Mideast bypassing West in peace quest
So the region's powers U.S. allies Jordan, Israel and Saudi Arabia, and its foes Syria and Iran are engaging in new diplomatic efforts, largely aimed at preventing Iraq's fighting from causing broader turmoil.
While in some cases the talks are only tangentially about Iraq, this high-level dialogue appears to reflect a new reality: With U.S. prestige crippled by the war, regional actors are bypassing the West to forge partnerships and find solutions on their own.
Thursday, Jordan's King Abdullah II, who has recently been more vocal about restarting Arab-Israeli negotiations, invited Palestinian rivals Hamas and Fatah, locked in deadly street battles this past week, to hash out their differences in Jordan today.
In Beirut, Arab League negotiator Amr Moussa seems to be making some progress at ending the political crisis between the country's ruling coalition and the Shiite militant party Hezbollah.
But in all cases, Iraq is the volatile backdrop, specifically its potential to become a proxy arena for the region's problems.

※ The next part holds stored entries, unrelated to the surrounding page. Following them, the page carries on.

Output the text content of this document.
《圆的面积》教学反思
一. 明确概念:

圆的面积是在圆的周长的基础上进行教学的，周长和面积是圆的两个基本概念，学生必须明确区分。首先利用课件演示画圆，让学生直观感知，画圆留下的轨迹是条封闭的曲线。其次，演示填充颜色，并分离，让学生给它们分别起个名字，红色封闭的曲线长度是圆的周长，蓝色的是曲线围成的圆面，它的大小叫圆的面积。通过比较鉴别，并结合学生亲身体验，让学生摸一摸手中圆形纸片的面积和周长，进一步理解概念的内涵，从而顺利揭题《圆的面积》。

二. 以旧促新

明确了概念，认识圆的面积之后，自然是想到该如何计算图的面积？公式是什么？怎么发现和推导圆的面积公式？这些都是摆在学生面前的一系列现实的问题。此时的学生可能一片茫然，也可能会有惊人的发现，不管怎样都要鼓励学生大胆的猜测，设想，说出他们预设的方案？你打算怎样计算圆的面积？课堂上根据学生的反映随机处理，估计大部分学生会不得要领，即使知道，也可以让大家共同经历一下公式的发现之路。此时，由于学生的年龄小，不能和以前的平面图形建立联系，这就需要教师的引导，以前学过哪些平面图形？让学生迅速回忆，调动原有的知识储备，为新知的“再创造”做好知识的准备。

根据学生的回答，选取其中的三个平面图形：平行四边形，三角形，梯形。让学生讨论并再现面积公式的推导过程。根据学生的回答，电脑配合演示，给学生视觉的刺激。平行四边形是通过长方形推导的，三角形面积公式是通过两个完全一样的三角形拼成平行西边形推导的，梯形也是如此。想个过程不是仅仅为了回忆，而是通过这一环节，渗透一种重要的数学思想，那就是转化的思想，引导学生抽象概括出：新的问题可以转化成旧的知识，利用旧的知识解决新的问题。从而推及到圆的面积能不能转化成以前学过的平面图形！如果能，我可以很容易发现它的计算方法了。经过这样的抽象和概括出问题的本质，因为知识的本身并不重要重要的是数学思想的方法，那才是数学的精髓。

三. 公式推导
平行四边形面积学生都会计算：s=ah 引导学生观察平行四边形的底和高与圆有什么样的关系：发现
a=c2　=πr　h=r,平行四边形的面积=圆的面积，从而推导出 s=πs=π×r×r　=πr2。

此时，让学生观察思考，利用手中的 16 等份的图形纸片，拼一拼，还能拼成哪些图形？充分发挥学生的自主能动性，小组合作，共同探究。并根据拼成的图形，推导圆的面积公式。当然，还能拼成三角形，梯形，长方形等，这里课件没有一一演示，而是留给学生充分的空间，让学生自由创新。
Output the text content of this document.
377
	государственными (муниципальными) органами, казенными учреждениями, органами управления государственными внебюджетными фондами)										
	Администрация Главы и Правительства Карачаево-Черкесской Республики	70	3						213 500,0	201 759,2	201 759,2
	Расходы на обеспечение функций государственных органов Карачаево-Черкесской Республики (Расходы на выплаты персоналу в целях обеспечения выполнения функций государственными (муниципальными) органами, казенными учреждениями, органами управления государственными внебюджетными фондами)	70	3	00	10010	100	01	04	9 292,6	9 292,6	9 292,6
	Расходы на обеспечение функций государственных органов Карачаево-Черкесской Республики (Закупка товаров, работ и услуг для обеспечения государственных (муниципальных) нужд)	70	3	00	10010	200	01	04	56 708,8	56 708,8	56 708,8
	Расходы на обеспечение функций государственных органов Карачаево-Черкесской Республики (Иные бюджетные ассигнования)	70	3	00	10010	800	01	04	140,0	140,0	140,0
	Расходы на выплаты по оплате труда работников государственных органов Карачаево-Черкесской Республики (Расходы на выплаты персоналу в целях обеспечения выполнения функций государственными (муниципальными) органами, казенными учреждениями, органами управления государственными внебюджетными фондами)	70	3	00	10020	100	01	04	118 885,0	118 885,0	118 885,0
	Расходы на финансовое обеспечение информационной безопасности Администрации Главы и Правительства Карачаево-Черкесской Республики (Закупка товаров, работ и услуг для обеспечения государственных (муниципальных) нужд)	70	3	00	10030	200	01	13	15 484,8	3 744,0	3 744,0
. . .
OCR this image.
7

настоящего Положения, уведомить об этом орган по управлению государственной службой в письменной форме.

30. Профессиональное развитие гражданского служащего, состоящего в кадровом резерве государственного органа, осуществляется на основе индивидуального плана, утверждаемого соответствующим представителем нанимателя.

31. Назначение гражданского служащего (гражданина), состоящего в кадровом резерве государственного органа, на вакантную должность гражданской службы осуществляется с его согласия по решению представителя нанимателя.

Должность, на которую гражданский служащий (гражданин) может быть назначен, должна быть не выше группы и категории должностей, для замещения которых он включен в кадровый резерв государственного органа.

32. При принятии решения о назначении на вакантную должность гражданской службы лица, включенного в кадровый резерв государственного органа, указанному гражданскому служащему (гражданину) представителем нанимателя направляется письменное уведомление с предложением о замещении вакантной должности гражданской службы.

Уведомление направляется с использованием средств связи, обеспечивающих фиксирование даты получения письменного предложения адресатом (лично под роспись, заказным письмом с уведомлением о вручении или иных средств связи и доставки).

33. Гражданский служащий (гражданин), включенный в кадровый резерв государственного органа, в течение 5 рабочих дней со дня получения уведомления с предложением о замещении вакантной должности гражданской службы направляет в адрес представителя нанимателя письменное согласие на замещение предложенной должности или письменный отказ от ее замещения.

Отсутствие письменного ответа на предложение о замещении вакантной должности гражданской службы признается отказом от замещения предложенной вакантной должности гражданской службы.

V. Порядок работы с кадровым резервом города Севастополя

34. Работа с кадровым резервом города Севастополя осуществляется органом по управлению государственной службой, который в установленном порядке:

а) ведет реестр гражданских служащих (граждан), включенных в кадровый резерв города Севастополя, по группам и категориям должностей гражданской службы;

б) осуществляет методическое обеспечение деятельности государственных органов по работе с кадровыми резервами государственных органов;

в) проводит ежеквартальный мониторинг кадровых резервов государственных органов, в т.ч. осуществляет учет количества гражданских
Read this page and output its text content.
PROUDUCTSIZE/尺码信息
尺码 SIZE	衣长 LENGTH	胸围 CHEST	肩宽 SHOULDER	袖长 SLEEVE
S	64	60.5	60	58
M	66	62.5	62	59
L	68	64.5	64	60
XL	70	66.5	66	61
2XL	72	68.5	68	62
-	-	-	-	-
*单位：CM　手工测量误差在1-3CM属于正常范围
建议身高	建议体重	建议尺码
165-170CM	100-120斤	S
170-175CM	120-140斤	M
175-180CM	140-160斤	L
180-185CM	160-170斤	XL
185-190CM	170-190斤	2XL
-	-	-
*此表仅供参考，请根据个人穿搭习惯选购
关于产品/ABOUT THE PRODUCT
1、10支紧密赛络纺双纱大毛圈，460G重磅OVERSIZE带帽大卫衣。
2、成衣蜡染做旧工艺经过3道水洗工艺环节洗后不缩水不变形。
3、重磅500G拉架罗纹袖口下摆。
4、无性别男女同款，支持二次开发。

A good example is Israel. Watching the unfolding tragedy in Iraq and with its own war this summer against the Shiite militants of Hezbollah in mind, it's reaching out to the Jordanians, the Saudis and the Lebanese to find solutions to its own security problems.
"In the late 1990s, Israel's worldview was that 'we are the military superpower in the region, and we are very closely allied with the world's only superpower. So we have very little to worry about,"' says Gidi Grinstein, a former peace negotiator for the Israeli government and now president of the Reut Institute, a Tel Aviv think tank.
Now, he says, "you have America in a situation of very serious overstretch, unable to get a decisive victory across the region ... we have to look for new partners, alliances and means of cooperation."
Before Sunday's meeting between Fatah and Hamas was announced, Israeli Prime Minister Ehud Olmert flew to Jordan Tuesday to talk with Abdullah about reviving failed peace talks with the Palestinians.
Diplomatic activity is also swirling in Lebanon, where a domestic squabble over the country's sectarian power-sharing arrangement, also draws together the competing interests of the Sunni Arab powers of the region on the one side, and Shiite Iran on the other.
Arab League Secretary General Amr Moussa, a former Egyptian foreign minister, returned to Beirut Wednesday, where he met with an Iranian official and Lebanese leaders from the ruling party and Hezbollah, before traveling to Damascus to meet with that country's president, Bashar Assad.